MANILA (Reuters) -- The Philippines lowered its economic growth target for this year, reflecting the impact of a two-week lockdown of the capital region to contain the spread of the Delta coronavirus variant, a government interagency said on Wednesday.
This year's growth target was cut to 4% to 5% from the 6% to 7% expected previously, the Development Budget Coordination Committee (DBCC) said in a statement.
Next year's growth target was kept at 7% to 9%.
The downgrade was still a significant improvement from last year's record contraction of 9.6%.
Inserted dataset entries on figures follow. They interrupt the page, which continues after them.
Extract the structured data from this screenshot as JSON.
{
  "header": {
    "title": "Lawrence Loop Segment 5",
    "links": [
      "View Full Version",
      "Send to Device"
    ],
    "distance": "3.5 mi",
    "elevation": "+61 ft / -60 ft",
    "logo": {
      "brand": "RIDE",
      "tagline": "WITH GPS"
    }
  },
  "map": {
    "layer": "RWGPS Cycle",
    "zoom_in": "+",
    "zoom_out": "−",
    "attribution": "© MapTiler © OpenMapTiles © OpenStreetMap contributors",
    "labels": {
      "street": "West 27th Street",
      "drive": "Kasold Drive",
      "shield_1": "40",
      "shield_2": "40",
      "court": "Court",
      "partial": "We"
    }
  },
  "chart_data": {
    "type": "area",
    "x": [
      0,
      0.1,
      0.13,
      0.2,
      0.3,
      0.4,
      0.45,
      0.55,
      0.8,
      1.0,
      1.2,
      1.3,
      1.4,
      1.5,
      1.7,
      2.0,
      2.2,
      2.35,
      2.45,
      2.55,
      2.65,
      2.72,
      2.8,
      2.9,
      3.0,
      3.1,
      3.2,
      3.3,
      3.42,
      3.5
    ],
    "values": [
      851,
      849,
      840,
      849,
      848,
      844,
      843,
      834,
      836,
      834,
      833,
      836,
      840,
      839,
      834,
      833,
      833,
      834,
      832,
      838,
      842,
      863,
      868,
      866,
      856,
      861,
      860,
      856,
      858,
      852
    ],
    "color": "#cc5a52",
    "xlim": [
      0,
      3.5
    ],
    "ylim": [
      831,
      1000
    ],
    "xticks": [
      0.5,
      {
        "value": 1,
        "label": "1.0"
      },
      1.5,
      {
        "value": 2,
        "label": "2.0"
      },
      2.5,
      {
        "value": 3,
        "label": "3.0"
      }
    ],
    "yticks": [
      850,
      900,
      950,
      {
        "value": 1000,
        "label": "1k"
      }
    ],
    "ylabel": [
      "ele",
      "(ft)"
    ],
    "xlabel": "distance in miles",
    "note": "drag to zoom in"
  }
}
"Our strategy is to continue managing the risks carefully by imposing granular quarantines while allowing a vast number of people to earn a living," the DBCC said.
The Southeast Asian nation, which was among the fastest-growing economies in Asia before the pandemic, exited recession in the second quarter, after five consecutive quarters of contraction.
But a renewed surge in COVID-19 cases, driven by the virulent Delta variant, forced authorities to impose a two-week lockdown of the capital region, undermining the economy's expected rebound this year.
More than a year and a half into the pandemic, reported coronavirus infections in the Philippines have soared to more than 1.77 million, the second-highest level in Southeast Asia, while deaths have exceeded 30,600.
The Philippines has so far fully immunized around 11% of its 110 million people against COVID-19, leaving millions still vulnerable.